I am designing a solution to manage MQTT devices & have a question about message fan in – where a large number of clients (100K+) publish messages to a single topic tree.
In order for the solution to manage devices, it needs to know some information about each and every device. At startup each client sends a message which includes the information the solution needs for device management.
The question is… which topic should each client publish to?
Option 1: Single topic tree
Clients publish to: clientinformation/[client-id]
Concern: Message fan-in.
In this approach multiple clients are publishing to one solution side client subscribed to the wildcard topic ‘clientinformation/+’.
Having one client responsible for processing these messages raises concerns around latency and rate limiting. This also seems to give us no ability to scale horizontally.
Are these concerns valid? Are there well known solutions to this type of problem?
Option 2: Partitioned topics
Assuming the concerns from Option #1 are valid, I am considering the alternative where each client is assigned a partition as part of the bootstrapping process (when they discover the broker endpoint).
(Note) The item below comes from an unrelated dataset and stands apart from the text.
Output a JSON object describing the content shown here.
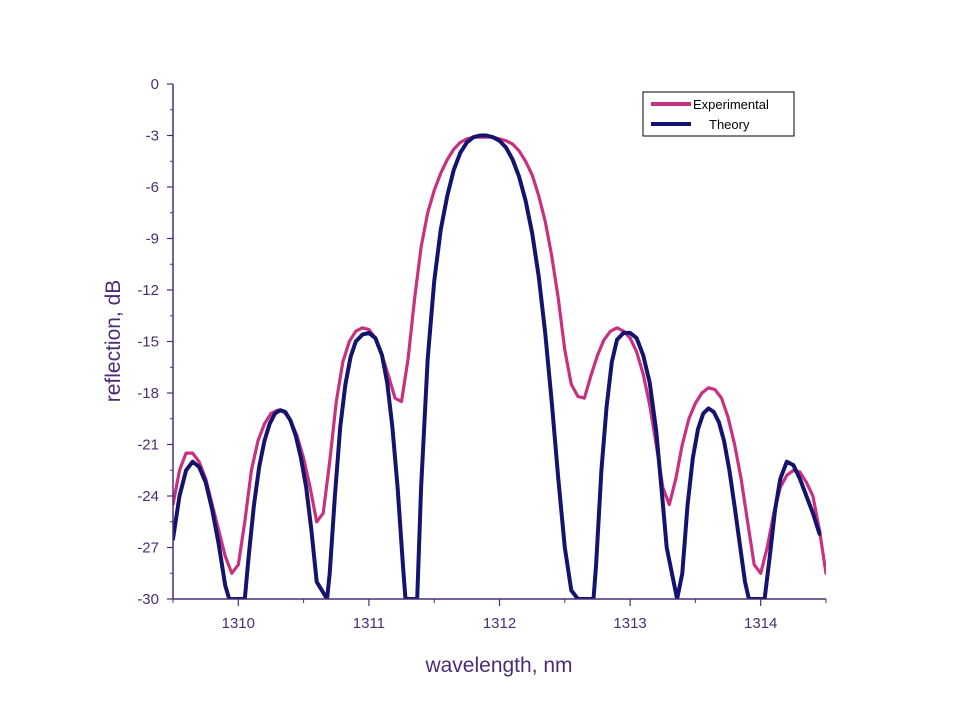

This partition information would be included in the topic tree to allow for concurrent processing.
Topic template: clientinformation/[partition]/[client-id]
ClientA publishes to clientinformation/1/clienta
ClientB publishes to clientinformation/2/clientb
ClientC publishes to clientinformation/N/clientc
The solution would then deploy N clients, each subscribed to a single partition:
Solution1 subscribes to clientinformation/1/+
Solution2 subscribes to clientinformation/2/+
SolutionN subscribes to clientinformation/N/+
Concerns here are:
- Is this a problem we need to solve, or is this strictly a theoretical concern
- Are there well established solutions to this problem?
- How we’ll reliably deliver this partition information to devices.
- How or if we’ll need to repartition.